It lurks in the dense interior of Jupiter and boils deep within the sun. Warm dense plasma, so common in the universe, is very difficult to manufacture on Earth’s surface. In the 19 September PRL, a team describes their method of zapping aluminum foil with a proton beam to create a blob of warm dense plasma–a form of matter very different from other types of plasma. The technique may allow for previously impossible measurements that could lead to more accurate models of star and planetary interiors.
A plasma is a gas of electrons and positively-charged ions, but it’s usually tenuous stuff, as in a candle flame, an interstellar gas cloud, or inside a fusion reactor. Warm, dense plasma–which may predominate in some layers of the sun, the cores of large planets, and perhaps the earth–is denser than water and far denser than other types of plasma. Despite the name “warm,” it can be as hot as the more common types. According to Pravesh Patel of the Lawrence Livermore National Laboratory in California, warm dense plasma is a mysterious phase of matter. It may have complex behaviors, but without an appreciable quantity to measure, no one knows what these behaviors may be. The few theoretical models differ wildly.
Researchers have made warm dense plasma in the past by using ultra-short laser pulses to directly heat a solid surface. But with this technique, the temperature varies dramatically over the plasma region, and probe lasers can’t penetrate more than a few tens of nanometers. Particle beams can heat an object more quickly and uniformly than lasers, but even the biggest ion accelerators can’t get material to plasma temperatures quickly enough–the sample explodes before the warm, dense state can be probed.
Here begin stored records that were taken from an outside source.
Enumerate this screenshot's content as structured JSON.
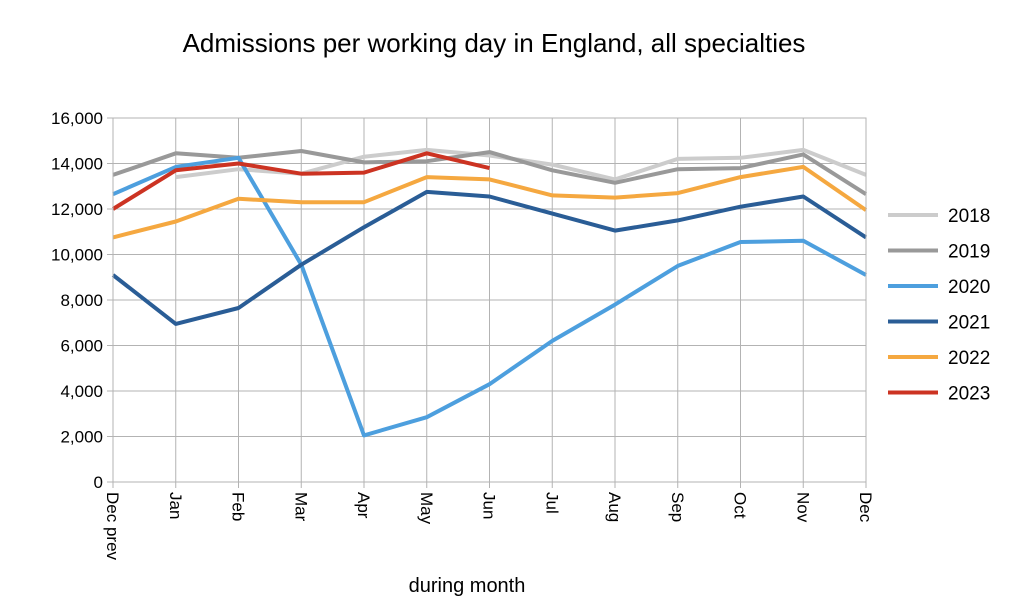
{
  "chart_data": {
    "type": "line",
    "title": "Admissions per working day in England, all specialties",
    "xlabel": "during  month",
    "ylabel": "",
    "categories": [
      "Dec prev",
      "Jan",
      "Feb",
      "Mar",
      "Apr",
      "May",
      "Jun",
      "Jul",
      "Aug",
      "Sep",
      "Oct",
      "Nov",
      "Dec"
    ],
    "y_ticks": [
      "0",
      "2,000",
      "4,000",
      "6,000",
      "8,000",
      "10,000",
      "12,000",
      "14,000",
      "16,000"
    ],
    "ylim": [
      0,
      16000
    ],
    "grid": true,
    "legend_position": "right",
    "series": [
      {
        "name": "2018",
        "color": "#cccccc",
        "values": [
          null,
          13400,
          13750,
          13550,
          14300,
          14600,
          14350,
          13950,
          13300,
          14200,
          14250,
          14600,
          13500
        ]
      },
      {
        "name": "2019",
        "color": "#999999",
        "values": [
          13500,
          14450,
          14250,
          14550,
          14050,
          14100,
          14500,
          13700,
          13150,
          13750,
          13800,
          14400,
          12650
        ]
      },
      {
        "name": "2020",
        "color": "#4d9fde",
        "values": [
          12650,
          13850,
          14250,
          9550,
          2050,
          2850,
          4300,
          6200,
          7800,
          9500,
          10550,
          10600,
          9100
        ]
      },
      {
        "name": "2021",
        "color": "#2a5d96",
        "values": [
          9100,
          6950,
          7650,
          9550,
          11200,
          12750,
          12550,
          11800,
          11050,
          11500,
          12100,
          12550,
          10750
        ]
      },
      {
        "name": "2022",
        "color": "#f5a840",
        "values": [
          10750,
          11450,
          12450,
          12300,
          12300,
          13400,
          13300,
          12600,
          12500,
          12700,
          13400,
          13850,
          11950
        ]
      },
      {
        "name": "2023",
        "color": "#cc3322",
        "values": [
          12000,
          13700,
          14000,
          13550,
          13600,
          14450,
          13800,
          null,
          null,
          null,
          null,
          null,
          null
        ]
      }
    ]
  }
}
Patel and his colleagues heated a sample with far more protons than an accelerator could provide, using a technique developed at Livermore in recent years for other purposes. A short, intense laser pulse blasts a thin aluminum foil target, which releases a mob of high-energy protons from its back surface. The protons hit the next target–another thin piece of aluminum–and dump massive amounts of energy within picoseconds. The second target heats to tens of thousands of degrees but remains temporarily dense. Then, for a few nanoseconds before it explodes, when the aluminum is in a warm dense state, the team can measure the plasma’s light absorption and optical emissions, which reveal the temperature and other properties. The researchers also plan to measure the speed of the explosion’s shock wave to get further data.
According to Roger Falcone of the University of California at Berkeley, the technique has good potential for heating solid matter for plasma studies, but whether it’s truly better than other techniques depends on the uniformity of the plasma produced. Steven Rose of the Atomic Weapons Establishment in Aldermaston, UK, says the technique can create conditions “ideal for performing material properties experiments.” He adds that with a better laser, the technique could heat material to much higher temperatures than is currently possible, suggesting that even hotter dense plasma could be produced in the future.